Human reference panels

fastNGSadmix already comes with a premade reference panel.

refPanel_humanOrigins_7worldPops

This reference panel is made from Lazaridis et al. (2014) where the curated Human Origins dataset was selected.

The dataset was lifted to hg19 using the program liftOver, The SNPs then got rs IDs, using 1000 Genomes data.
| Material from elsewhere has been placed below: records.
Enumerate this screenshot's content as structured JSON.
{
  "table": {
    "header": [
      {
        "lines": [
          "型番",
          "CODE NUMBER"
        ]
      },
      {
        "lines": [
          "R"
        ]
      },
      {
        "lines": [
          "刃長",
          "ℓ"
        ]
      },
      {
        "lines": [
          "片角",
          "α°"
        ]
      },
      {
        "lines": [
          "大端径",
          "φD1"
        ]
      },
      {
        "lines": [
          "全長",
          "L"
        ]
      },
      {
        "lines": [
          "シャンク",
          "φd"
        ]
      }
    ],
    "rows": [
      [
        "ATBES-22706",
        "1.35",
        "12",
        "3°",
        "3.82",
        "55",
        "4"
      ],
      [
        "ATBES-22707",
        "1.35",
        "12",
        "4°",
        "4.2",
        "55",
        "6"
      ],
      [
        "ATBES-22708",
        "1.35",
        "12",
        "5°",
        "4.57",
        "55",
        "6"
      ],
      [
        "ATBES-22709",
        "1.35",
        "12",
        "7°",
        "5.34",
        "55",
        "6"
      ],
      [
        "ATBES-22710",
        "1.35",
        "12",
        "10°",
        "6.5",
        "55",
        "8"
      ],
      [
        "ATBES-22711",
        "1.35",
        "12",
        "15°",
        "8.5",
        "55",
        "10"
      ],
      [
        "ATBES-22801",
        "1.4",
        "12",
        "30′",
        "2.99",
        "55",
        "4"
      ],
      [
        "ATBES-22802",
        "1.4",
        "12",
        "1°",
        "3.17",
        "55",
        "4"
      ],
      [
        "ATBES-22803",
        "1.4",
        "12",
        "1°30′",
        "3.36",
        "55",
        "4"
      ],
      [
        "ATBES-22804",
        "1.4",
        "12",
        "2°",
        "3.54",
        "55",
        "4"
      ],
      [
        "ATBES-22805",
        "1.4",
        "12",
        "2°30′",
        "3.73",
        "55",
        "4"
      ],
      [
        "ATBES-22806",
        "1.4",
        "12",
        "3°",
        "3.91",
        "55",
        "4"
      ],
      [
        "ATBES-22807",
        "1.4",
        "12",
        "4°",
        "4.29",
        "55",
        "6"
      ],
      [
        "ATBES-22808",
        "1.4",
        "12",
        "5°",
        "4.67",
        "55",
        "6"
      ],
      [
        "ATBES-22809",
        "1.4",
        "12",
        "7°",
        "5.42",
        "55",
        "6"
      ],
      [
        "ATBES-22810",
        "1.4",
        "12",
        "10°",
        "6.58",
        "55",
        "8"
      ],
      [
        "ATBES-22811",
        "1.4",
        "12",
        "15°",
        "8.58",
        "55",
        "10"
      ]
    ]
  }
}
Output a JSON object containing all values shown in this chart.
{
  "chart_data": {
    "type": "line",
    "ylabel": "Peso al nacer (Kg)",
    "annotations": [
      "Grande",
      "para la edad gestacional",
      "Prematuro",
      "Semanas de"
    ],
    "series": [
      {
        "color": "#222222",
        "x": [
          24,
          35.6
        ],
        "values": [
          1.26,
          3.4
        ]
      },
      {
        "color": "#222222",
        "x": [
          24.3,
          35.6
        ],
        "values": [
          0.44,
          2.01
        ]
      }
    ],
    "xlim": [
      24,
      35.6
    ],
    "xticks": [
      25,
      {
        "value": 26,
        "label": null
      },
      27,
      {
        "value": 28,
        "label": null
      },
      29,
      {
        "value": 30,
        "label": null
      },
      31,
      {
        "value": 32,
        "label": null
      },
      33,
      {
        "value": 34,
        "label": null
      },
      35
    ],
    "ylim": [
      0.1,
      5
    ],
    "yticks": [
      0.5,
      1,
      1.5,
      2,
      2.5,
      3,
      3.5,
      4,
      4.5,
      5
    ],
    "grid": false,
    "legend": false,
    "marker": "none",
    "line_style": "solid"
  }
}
Furthermore sites with more than 5 % missing and a MAF below 5 % were removed, only autosomal sites were kept. 7 populations were selected French, Han, Chukchi, Karitiana, Papuan, Sindhi and Yoruba to have representation for most of the world. Furthermore it was made sure that there were only unadmixed individuals within each population.

Creating other reference panels

Other reference panels can easily be made from the Human Origins data:


wget popgen.dk/software/download/fastNGSadmix/humanOrigins_ALL.tar.gz
tar -xzf humanOrigins_ALL.tar.gz

Where I have updated the ids with the group/population-id for the FID and individual-id as the IID as well as the snp-ids as chr_pos. Then I would recommend to keep only autosomal sites and do a MAF and geno filter (one can play around with these filters!):


plink --bfile humanOrigins_ALL/humanOrigins_ALL --make-bed --out humanOrigins_ALL/humanOrigins_ALLV2 --maf 0.05 --geno 0.05 --chr 1-22

And then the desired individuals/populations can be extracted from the humanOrigins_ALL/humanOrigins_ALLV2.* plink files using plink, using the --keep option. And it can then easily be turned into a reference panel using plinkToRef.R.


Rscript R/plinkToRef.R humanOrigins_ALL/humanOrigins_ALLV2

Other reference panels can be created for instance based on 1000 Genomes or own data, first convert the data into plink files and then use the script plinkToRef.R.